Internships at local garment companies add to the practical impact, Yanez said. Students must spend at least 12 hours a week as interns for one semester. "Almost 50 percent of the interns are offered jobs," he said. For example, former interns are now international license coordinators at Donna Karan and Rampage Clothing. Moreover, FIT's advisory board brings together industry executives, customs officials, attorneys and other international trade professionals to help students. "If a team is stuck, they can call up a lawyer or business owner," Yanez said. An advisory board "keeps the curriculum up to date. It keeps us on our toes."

Despite programs like FIT's, Sharp argues that "there is a lag, and the educational community has yet to respond" fully to the needs of the logistics sector. Although more U.S. business schools now offer logistics courses, "there are very few logistics degree programs." Moreover, many business school deans "still think of export-import as technical or vocational training, even though it has gone beyond that. 'Distribution' is still merely one chapter in many marketing textbooks. It is hard for higher education to know where to put us," Sharp said.

A strong supporter of the FIT approach, Sharp argues that logistics education "needs to be a balance" between the academic and the technical. Current academic programs - including business schools - tend to be more practical, while vocational programs are becoming more academic, "blurring the lines" between the approaches. "A lot of MBAs have unrealistic expectations," she said. For all their theoretical knowledge, these graduates lack the simple entry-level skills that many employers are looking for - including "how to fill out a letter of credit," Sharp said.

In the long run, she predicted, "Logistics will become an outgrowth of business schools. Logistics will merge with business schools." In so doing, logistics will follow in the path of other disciplines that were once deemed too practical or vocational for elite academic institutions - including public relations, marketing and advertising.
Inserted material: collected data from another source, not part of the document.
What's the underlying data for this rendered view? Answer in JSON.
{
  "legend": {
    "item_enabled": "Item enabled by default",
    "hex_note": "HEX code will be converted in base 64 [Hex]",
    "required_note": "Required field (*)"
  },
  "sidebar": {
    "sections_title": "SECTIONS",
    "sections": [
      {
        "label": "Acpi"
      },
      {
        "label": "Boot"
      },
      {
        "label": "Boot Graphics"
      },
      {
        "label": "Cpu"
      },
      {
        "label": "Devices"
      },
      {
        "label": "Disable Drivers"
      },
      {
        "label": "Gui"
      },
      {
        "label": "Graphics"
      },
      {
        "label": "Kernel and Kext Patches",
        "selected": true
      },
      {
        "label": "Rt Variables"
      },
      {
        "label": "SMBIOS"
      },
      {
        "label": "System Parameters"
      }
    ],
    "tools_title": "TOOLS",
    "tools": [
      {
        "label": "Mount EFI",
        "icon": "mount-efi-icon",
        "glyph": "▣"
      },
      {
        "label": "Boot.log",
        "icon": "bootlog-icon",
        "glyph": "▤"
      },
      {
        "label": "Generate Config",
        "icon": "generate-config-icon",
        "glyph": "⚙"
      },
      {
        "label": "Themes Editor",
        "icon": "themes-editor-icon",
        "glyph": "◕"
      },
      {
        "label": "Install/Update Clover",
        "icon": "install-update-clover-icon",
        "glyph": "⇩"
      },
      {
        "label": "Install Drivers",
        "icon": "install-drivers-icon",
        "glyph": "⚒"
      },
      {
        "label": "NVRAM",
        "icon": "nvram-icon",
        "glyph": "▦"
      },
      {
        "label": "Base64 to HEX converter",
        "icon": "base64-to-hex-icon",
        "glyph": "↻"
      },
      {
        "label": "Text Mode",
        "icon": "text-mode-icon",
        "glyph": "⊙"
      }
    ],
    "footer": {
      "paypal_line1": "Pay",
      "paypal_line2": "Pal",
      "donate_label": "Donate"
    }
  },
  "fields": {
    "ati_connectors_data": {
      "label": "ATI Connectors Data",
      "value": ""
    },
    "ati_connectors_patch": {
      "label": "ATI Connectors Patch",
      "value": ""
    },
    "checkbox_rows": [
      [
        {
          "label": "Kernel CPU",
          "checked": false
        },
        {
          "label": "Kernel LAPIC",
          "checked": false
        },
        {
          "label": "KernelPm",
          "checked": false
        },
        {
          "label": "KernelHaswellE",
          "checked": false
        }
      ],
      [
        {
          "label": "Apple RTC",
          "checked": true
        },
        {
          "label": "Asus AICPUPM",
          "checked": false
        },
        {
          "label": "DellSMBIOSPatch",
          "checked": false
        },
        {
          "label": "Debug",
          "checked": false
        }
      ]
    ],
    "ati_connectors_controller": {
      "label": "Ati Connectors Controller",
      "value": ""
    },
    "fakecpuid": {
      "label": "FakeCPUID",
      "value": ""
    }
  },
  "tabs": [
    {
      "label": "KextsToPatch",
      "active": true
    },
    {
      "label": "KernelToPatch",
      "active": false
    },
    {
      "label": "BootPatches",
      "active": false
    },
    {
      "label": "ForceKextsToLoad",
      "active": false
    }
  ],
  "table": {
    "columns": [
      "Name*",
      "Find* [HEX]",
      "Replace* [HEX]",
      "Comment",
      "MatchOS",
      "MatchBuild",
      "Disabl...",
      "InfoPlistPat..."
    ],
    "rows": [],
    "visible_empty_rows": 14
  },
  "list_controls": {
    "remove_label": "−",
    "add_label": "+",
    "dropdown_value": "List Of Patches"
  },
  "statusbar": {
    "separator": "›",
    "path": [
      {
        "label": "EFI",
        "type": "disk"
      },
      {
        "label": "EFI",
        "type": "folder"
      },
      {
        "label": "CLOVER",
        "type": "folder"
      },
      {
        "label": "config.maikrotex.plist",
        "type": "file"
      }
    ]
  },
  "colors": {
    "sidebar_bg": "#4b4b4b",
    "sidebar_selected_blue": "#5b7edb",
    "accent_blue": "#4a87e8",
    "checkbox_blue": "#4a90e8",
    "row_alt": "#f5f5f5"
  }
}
Equally important for the industry are the CLM's efforts to upgrade professional standards by providing mid-career training to logistics managers and chief executives who cannot enroll in formal certificate or degree programs. To fill in the gaps of their education, many logistics professionals enroll in seminars that the CLM provides throughout the year. Over the next six months, for example, the CLM will provide two-day "Fundamentals of Supply Chain Management" seminars in Chicago (September), Atlanta (November) and New Jersey (January 2005). Its next annual conference, in Philadelphia in October, will involve 350 speakers covering 29 training tracks, over the course of three-and-a-half days. "CEOs can use professional organizations to train their people relatively inexpensively and quickly," McIntyre said.

The nonprofit CLM also runs educational seminars that help chief executives understand how logistics works - and why it can be so important. "In the early '90s, many CEOs didn't truly understand the impact of logistics," McIntyre said. When those companies cut their logistics budget and staff, "they learned quickly that it was like cutting your nose off." For all that, some chief executives still don't "get" logistics. "That's why we provide training for CEOs," McIntyre said. "FedEx and UPS get it, but it's not just big companies that get it; it's not a question of size. Some small companies get it. It's thought process."

In other words, it's a matter of education.